The stars of Broadway are dusting off their patent leather shoes (do they really reflect up?) and breaking out the costume jewelry for the most celebrated night of the year: The Tony Awards. While we’re not going to give you a rundown of every category and projected winner, we do have a few favorites that we’re rooting for and a recap of some zingers from past reviews of our favorite performances.
From contributor Scott Redman:
Diane Paulus without a doubt is the most deserving of the Tony Award for Best Direction of a Musical. Paulus should win on her ability to put Pippin into a modern context that is relevant and theatrical. She has bonded a cast and creative team into a unified vision.
Using the circus as a setting isn’t just a clever excuse to have acrobats doing tricks, its supports the theme and characters in the show. The show feels fresh and is invigorating to watch: stellar cast, beautiful design and finally a show that sounds clear and vibrant.
Pippin also signifies the importance of a well done revival – a remount of an existing show that tells us something new about the material or sheds light on new ideas. Paulus has found her “corner of the sky” and I can’t wait to see what she does next. Good Luck Diane!
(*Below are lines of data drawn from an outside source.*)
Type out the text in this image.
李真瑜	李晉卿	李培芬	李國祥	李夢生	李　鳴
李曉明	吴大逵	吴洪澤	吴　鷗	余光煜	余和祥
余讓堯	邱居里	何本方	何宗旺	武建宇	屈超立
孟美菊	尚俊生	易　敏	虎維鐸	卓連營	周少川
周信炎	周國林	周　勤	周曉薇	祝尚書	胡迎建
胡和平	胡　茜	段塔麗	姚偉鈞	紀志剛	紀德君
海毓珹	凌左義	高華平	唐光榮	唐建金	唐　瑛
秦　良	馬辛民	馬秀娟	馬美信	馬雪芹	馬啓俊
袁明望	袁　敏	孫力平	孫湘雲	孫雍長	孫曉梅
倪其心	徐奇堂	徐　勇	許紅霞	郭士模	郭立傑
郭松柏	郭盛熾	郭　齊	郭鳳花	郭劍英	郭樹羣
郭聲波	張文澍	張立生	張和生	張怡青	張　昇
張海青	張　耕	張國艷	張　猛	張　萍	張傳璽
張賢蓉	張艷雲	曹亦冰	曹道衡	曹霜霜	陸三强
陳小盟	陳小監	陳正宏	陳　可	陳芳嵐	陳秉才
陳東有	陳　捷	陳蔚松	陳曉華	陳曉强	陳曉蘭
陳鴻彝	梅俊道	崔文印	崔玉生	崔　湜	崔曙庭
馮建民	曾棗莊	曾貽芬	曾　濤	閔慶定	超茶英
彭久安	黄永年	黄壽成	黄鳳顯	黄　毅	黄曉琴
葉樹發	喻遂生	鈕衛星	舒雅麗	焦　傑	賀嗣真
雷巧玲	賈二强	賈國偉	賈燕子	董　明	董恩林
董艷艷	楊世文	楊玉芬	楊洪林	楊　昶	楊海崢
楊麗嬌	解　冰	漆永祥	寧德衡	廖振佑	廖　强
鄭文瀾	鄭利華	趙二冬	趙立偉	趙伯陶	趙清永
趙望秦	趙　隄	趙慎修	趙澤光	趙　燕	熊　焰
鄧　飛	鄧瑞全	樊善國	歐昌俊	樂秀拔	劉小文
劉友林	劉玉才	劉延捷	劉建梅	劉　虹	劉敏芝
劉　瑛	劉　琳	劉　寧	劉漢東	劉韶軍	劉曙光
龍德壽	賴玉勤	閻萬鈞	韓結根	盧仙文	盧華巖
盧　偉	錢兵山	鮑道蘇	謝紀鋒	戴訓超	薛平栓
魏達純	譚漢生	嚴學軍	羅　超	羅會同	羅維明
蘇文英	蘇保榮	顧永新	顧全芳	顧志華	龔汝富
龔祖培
Lindsay B. Davis’s recap on two of the nominees for Best Performance by a Leading Actress in a Play:
Holland Taylor [in ANN] almost dances across the stage as she entertains and tells jokes, some dirty, which she learned from her warm-hearted dad (Did you hear the one about the Terrier and Great Dane?). She speaks with the delight and skill of a seasoned cabaret artist or vaudevillian comedian. One can’t help but wonder if the real governor Richards was this entertaining but it doesn’t really matter. You’re too busy laughing to care.
I don’t know the last time you watched a radically entertaining, 70-year-old woman perform on stage, uninterrupted, for close to two hours. It commands respect and wins your love. So too, does this production.
Flexing her masterful storytelling muscles and using her real ones (there is a good deal of physical work involved to establish and advance the story), Fiona Shaw in The Testament of Mary delivers a performance that is so visceral, skillful and raw that the 85 minutes performed without an intermission sprint by in a flash. It is a journey marked by incidents in the life of her son, some based on actual Biblical stories — such as when Jesus raised Lazarus from the dead, healed the sick or turned water into wine, plus the crucifixion itself — and others completely imagined by the author. All manage to illuminate the mother not the messiah. She speaks not to advance the narrative of Christianity but to deeply reveal herself and come to terms with traumatic experience. As an audience it is impossible not to feel her deep torment and fight for survival.
Take the leap for thoughts from The Broadway Blog’s editor Matthew Wexler, including choreography from Matilda The Musical and our pick for “should have been nominated!”
From The Broadway Blog’s editor Matthew Wexler:
As much as I wanted to stand up and cheer for Jerry Mitchell’s choreography (note how I didn’t say direction, even though I thoroughly enjoyed Kinky Boots), it was Peter Darling’s wildly erratic and syncopated vocabulary for Matilda The Musical that left me feeling as if I had seen something wholly original. Mitchell’s high kicks and acrobatics deserve applause, but in terms of storytelling, Darling is my darling.
But back to Kinky Boots… Cyndi Lauper, make room on your mantle for a Tony for Best Original Score. Riffing on melodies that suit the period and lyrics that concisely deliver the story, Lauper’s decades of experience in pop music have paid off in an unexpected way.
Controversy! I thought Patina Miller would be a shoe-in winner for her intoxicating performance as The Leading Player in Pippin, but according to Patrick Healy in The New York Times, Tony voters might be more enchanted by Laura Osnes in Cinderella. Really? Looks like Best Performance by a Leading Actress in a Musical may be a race to the finish. I do know one thing… Andrea Martin should be waiting at the finish line for her upside down theatrics in Pippin.
And on a final note, every year there is a snub or two — some poor thespian who, for whatever reason, slips through the cracks by the nominating committee. Drag seemed to dominate this year’s nominations for Best Performance by a Leading Actor in a Musical and that left Anthony Warlow’s heartwarming performance as Oliver Warbucks (Annie) in the dust. Charming, strong, vulnerable, and most of all — believable — Warlow could be my daddy anytime.